Problem. Let $a,b,c$ be non-negative real numbers satisfying $ab+bc+ca=1.$ Prove that
$$\frac{\sqrt{a+1}}{a+bc}+\frac{\sqrt{b+1}}{b+ca}+\frac{\sqrt{c+1}}{c+ab}\ge 1+2\sqrt{2}.$$
I've tried to use Holder inequality without success.
$$\left(\sum_{cyc}\frac{\sqrt{a+1}}{a+bc}\right)^2.\sum_{cyc}(a+1)^2(a+bc)^2\ge [a+b+c+3]^3. \tag{1}$$
$$\left(\sum_{cyc}\frac{\sqrt{a+1}}{a+bc}\right)^2.\sum_{cyc}(a+1)^2(a+bc)^2(b+c)^3\ge \left(\sum_{cyc}(a+1)(b+c)\right)^3.\tag{2} $$
Which are both leads to wrong inequalities in general.
I'd like to ask two questions.
- Is there a better Holder using ?
I think the appropriate one might be ugly but if you find it, please feel free to share it here.
- Are there others idea which are smooth enough?
For example, Mixing variables, AM-GM or Cauchy-Schwarz…etc.
I aslo hope to see a good lower bound of $\frac{\sqrt{a+1}}{a+bc},$ which eliminates the radical form (may be the rest is simpler by $uvw$)
All ideas and comments are welcomed. Thank you for your interest!
Remark. About $uvw$, see here.
Best Answer
Some thoughts.
Remark: All results are verified by Mathematica.
Fact 1. Let $x, y, z \ge 0$ with $x^2 + y^2 + z^2 \ge 5$ and $x^2y^2 + y^2z^2 + z^2x^2 + \frac32x^2y^2z^2 \ge 14$. Then $x + y + z \ge 1 + 2\sqrt 2$.

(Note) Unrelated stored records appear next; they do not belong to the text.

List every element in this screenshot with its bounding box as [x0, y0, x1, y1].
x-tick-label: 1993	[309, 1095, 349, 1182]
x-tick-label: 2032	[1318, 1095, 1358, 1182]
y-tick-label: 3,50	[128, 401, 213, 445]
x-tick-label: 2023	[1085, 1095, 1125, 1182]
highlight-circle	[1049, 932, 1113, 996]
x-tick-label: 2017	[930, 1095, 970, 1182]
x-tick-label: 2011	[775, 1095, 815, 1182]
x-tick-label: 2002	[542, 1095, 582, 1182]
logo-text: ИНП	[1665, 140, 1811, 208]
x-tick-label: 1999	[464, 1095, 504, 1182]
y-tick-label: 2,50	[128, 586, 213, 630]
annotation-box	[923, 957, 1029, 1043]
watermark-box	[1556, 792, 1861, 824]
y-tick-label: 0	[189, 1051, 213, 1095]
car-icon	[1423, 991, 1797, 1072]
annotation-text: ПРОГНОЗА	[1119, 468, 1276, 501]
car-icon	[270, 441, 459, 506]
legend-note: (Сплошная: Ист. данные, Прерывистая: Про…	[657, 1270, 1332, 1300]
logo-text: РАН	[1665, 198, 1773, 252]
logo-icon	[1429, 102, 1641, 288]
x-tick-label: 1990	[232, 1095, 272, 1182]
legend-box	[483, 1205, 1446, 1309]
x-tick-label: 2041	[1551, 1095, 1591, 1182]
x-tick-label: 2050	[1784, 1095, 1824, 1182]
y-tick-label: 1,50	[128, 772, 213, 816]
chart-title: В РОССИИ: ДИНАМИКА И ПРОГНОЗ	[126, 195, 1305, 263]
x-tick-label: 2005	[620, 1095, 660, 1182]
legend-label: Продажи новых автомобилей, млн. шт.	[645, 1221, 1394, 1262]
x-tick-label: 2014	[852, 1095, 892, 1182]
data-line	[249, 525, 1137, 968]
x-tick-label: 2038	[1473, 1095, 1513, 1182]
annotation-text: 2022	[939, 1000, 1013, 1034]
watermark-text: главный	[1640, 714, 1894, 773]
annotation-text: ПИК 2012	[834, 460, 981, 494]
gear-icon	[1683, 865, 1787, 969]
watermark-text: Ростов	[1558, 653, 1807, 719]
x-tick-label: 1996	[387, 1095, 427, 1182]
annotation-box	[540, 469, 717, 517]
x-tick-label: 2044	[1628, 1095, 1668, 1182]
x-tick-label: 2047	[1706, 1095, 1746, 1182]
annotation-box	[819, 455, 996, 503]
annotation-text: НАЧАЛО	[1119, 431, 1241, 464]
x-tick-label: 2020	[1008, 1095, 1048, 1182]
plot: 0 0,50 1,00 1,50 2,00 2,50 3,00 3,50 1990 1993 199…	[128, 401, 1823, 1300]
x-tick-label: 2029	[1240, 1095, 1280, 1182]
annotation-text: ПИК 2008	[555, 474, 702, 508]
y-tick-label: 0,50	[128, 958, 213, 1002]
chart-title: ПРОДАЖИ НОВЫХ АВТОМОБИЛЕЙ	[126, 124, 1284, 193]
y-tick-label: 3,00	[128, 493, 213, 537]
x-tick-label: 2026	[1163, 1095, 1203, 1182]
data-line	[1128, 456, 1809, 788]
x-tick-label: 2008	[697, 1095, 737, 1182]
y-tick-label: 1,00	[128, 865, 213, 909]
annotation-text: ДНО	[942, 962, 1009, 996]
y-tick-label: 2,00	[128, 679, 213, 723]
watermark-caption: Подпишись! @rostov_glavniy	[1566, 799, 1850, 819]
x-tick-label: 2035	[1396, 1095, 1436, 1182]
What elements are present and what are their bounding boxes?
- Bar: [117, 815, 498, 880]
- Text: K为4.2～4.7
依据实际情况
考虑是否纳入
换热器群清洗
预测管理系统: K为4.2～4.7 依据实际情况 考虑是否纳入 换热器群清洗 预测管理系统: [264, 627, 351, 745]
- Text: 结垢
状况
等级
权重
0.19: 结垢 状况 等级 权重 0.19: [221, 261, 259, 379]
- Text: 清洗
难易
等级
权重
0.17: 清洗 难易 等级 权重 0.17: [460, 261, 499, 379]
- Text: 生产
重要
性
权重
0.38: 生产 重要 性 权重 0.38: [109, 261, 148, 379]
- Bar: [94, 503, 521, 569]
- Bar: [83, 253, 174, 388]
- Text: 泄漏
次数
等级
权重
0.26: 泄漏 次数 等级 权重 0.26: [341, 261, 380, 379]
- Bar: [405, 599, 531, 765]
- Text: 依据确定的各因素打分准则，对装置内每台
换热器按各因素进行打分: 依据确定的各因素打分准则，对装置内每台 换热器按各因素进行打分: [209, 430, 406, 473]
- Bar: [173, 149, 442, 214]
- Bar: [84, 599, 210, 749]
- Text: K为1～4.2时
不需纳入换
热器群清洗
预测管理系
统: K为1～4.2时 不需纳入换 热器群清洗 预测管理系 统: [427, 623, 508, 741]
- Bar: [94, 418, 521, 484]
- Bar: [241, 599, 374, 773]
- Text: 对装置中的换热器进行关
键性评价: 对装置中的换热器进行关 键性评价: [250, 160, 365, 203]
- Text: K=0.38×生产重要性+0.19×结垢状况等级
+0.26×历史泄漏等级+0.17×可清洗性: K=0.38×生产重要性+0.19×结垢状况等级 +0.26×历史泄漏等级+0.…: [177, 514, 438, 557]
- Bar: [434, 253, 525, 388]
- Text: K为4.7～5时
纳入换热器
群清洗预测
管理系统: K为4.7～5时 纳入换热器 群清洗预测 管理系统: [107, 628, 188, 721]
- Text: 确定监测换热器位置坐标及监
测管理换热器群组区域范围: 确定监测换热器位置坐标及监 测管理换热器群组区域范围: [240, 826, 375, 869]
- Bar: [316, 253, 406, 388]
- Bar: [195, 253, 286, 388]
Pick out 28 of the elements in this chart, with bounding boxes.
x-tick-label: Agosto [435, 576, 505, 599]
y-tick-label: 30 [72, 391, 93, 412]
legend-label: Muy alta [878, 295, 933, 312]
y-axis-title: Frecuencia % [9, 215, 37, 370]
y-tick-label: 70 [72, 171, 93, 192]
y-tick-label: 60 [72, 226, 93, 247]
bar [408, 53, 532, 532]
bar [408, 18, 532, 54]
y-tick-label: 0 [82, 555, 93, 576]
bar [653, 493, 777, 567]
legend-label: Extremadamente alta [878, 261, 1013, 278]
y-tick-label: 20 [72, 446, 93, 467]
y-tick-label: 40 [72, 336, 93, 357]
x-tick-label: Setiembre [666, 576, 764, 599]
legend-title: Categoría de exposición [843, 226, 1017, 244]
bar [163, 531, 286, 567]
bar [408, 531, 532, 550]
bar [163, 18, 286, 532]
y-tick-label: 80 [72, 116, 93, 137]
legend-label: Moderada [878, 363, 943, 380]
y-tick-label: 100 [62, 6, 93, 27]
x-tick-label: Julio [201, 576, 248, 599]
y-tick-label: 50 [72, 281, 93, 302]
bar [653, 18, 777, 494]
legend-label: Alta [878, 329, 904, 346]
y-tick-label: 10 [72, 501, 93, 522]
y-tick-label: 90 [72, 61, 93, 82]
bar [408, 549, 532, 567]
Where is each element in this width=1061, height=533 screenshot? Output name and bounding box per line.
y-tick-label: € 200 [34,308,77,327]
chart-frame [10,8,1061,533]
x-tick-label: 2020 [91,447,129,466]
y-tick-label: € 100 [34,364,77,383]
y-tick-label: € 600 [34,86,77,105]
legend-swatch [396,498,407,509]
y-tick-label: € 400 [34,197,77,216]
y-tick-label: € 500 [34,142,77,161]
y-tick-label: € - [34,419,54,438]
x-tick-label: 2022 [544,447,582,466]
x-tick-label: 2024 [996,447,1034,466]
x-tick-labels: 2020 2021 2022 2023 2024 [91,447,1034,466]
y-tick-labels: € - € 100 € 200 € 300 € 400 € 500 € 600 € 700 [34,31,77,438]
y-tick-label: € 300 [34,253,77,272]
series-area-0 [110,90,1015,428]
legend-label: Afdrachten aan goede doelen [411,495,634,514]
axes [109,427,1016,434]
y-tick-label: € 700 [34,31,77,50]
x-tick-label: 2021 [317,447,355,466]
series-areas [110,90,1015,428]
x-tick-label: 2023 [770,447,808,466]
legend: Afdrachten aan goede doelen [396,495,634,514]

Let $$x = \frac{\sqrt{a + 1}}{a + bc}, \quad y = \frac{\sqrt{b + 1}}{b + ca}, \quad z = \frac{\sqrt{c + 1}}{c + ab}.$$
We have $x^2 + y^2 + z^2 \ge 5$ and $x^2y^2 + y^2z^2 + z^2x^2 + \frac32x^2y^2z^2 \ge 14$.
By Fact 1, we have $x + y + z \ge 1 + 2\sqrt 2$.